三井の大黒(みついのだいこく)
●大工衆といざこざを起こした風来坊が西から来た番匠だと聞いて、棟梁の政五郎が仕事を手伝って貰おうと自宅に連れ帰った。
出身地が飛騨の高山だと聞いて、神様か名人かと言われる甚五郎先生のところだ。ところでお前は誰だと聞かれて、自分が甚五郎だとは言いづらくなり、ぽんしゅうという名をつけて貰って居候になる。
翌日、板削りを命じられると、二枚の板を削った。この板を合わせたところピッタリ着いて剥がれない、腕がよい証拠だった。
時が過ぎたある日、ぽんしゅうが大黒を彫り出した。出来上がったころ、小僧に手紙を託した。すると、日本橋の越後屋の手代が駆けつけて、出来上がった大黒を見て大満足だと大金を払、甚五郎だと明らかになった。
運慶作の恵比須と並べて置くので、恵比須に付いていた「商いは濡れ手で粟の一掴み」に続けて「護らせたまえ二つ神達」と記した。
三井に残る甚五郎の大黒です。
※「一掴み」と「一つ神」 「二つ神」と「二掴み」をかけた。
(http://mengjian.blog104.fc2.com/blog-entry-120.html より転載)
三木助最後の高座は1960年秋の東横落語会における「三井の大黒」であった。
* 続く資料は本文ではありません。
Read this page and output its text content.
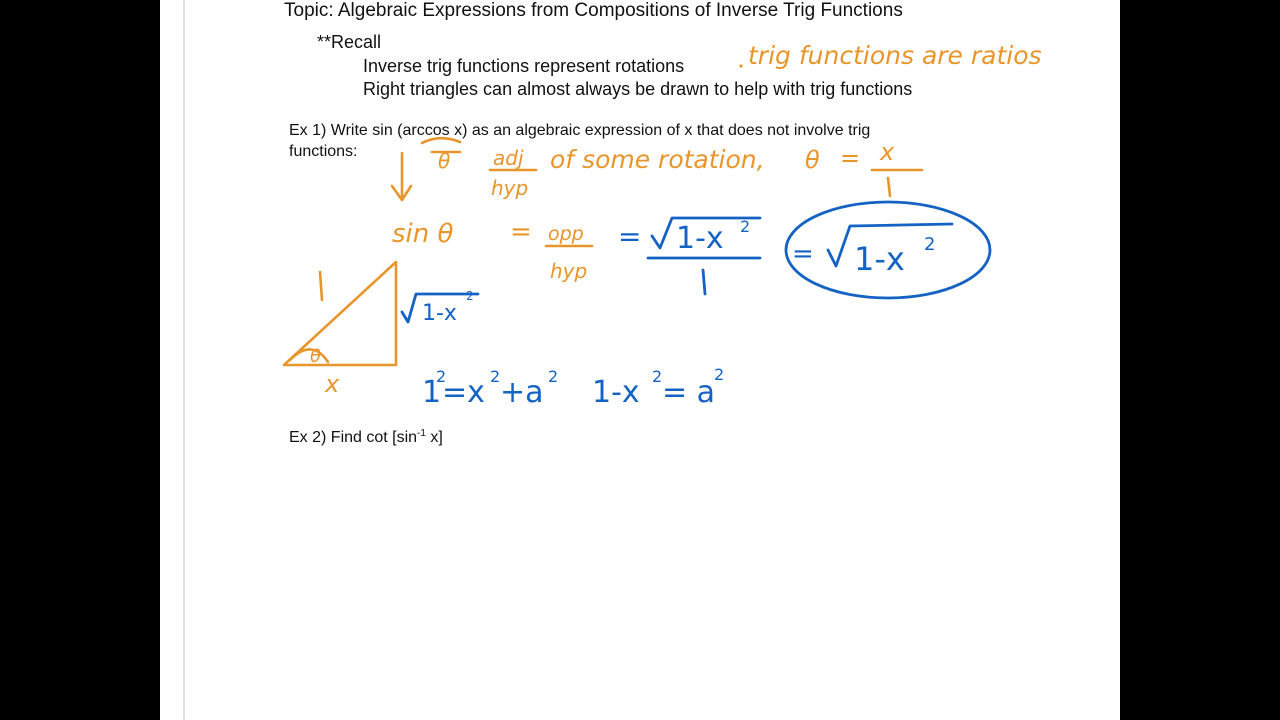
Topic: Algebraic Expressions from Compositions of Inverse Trig Functions
**Recall
Inverse trig functions represent rotations
Right triangles can almost always be drawn to help with trig functions
Ex 1) Write sin (arccos x) as an algebraic expression of x that does not involve trig
functions:
Ex 2) Find $\cot [\sin^{-1}$ x]
trig functions are ratios
θ adj
hyp
of some rotation, θ = x
sin θ = opp
hyp
= 1-x 2
= 1-x 2
θ
x
1-x
2
1
2
=x 2 +a 2 1-x 2 = a
2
すでに身体は病魔に蝕まれ両足が腫れ歩行困難の状態であった。仕方なく足前に釈台を置いて投げだした足を隠し、
「ええ、まことに不思議な形でお目どおりをいたします。我々の仲間では金馬がこのような形で演じていますが・・・・実は足が酷くむくみまして、座ることが出来ないン・・・。足を投げ出してはお客様に失礼にあたる、・・・実は出してるんですけれど。(客席爆笑)」
と自身の病状を笑いに済ませ、1時間近く演じた「三井の大黒」は実によい出来であった。